Jones came out as gay while in college. He worked at the Qube, the university’s LGBTQIA+ resource center, and was in a fraternity. He received multiple awards, including the Samuel E. Wood Medallion for leadership, Outstanding Student of the Year for family and consumer sciences and the Scott Griesbach Award for Excellence in LGBTQIA+ Advocacy.
“Stout was my first time being truly away from home. Each of those different spaces on campus helped me learn different skills that I think highlighted my values and amplified what I knew to be true about myself and where I saw myself headed,” he said.
“Stout really laid the foundation for me to feel confident and believe I could go to graduate school.
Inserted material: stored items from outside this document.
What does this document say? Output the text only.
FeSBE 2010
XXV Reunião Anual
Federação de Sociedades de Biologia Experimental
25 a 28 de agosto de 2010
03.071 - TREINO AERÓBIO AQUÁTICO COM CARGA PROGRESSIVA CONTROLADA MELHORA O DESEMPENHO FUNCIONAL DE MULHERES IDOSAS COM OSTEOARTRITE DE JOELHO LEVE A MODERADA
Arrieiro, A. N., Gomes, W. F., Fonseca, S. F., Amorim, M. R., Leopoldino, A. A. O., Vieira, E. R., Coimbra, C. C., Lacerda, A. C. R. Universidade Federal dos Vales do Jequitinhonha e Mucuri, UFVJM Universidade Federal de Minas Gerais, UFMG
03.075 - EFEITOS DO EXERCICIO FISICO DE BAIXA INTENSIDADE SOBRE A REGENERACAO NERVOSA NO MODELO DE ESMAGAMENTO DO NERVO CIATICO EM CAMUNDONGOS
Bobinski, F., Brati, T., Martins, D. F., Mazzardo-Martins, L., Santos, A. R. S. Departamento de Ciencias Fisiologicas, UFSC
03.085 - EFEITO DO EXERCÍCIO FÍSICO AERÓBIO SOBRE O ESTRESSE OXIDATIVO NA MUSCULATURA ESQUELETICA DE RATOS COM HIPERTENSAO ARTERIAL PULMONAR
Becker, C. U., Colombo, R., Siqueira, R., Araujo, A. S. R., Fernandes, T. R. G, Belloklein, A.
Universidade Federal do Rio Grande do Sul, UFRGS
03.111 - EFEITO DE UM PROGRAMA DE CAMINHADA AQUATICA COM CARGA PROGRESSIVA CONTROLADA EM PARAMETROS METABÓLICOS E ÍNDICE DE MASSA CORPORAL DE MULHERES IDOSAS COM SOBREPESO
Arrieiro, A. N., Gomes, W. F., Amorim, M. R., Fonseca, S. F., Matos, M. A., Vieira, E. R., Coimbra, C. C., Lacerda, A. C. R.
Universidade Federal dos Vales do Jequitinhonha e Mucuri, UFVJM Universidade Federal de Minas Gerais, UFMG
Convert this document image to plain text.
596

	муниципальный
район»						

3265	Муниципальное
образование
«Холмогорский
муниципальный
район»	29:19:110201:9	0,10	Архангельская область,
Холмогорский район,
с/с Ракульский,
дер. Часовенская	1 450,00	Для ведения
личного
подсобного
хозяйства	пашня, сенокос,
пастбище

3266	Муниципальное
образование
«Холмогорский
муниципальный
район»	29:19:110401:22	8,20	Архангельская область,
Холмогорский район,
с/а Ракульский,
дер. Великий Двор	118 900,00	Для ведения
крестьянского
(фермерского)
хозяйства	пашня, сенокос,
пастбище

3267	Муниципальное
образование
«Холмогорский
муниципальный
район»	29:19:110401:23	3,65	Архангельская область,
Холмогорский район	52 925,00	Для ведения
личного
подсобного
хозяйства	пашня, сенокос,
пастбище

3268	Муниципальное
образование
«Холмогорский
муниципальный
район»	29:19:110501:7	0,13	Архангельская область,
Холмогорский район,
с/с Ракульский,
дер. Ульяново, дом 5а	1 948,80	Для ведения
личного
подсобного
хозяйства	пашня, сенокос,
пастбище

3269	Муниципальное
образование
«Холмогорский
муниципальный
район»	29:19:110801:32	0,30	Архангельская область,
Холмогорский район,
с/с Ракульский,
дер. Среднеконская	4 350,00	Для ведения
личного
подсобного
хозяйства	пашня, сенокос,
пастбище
I really do owe a lot to my time in Menomonie,” he said.
Student success is the leading goal of UW-Stout’s FOCUS2030 strategic plan.
UW-Stout contacted about 3,500 alumni who graduated in 2011 and 2016 to ask them to take the survey.
All 13 UW System schools participated, with the System providing the funding.
The Career Leadership Collective, a higher education solutions group, oversees the survey, providing advisory and data services to assist campuses in building capacity around career development effectiveness.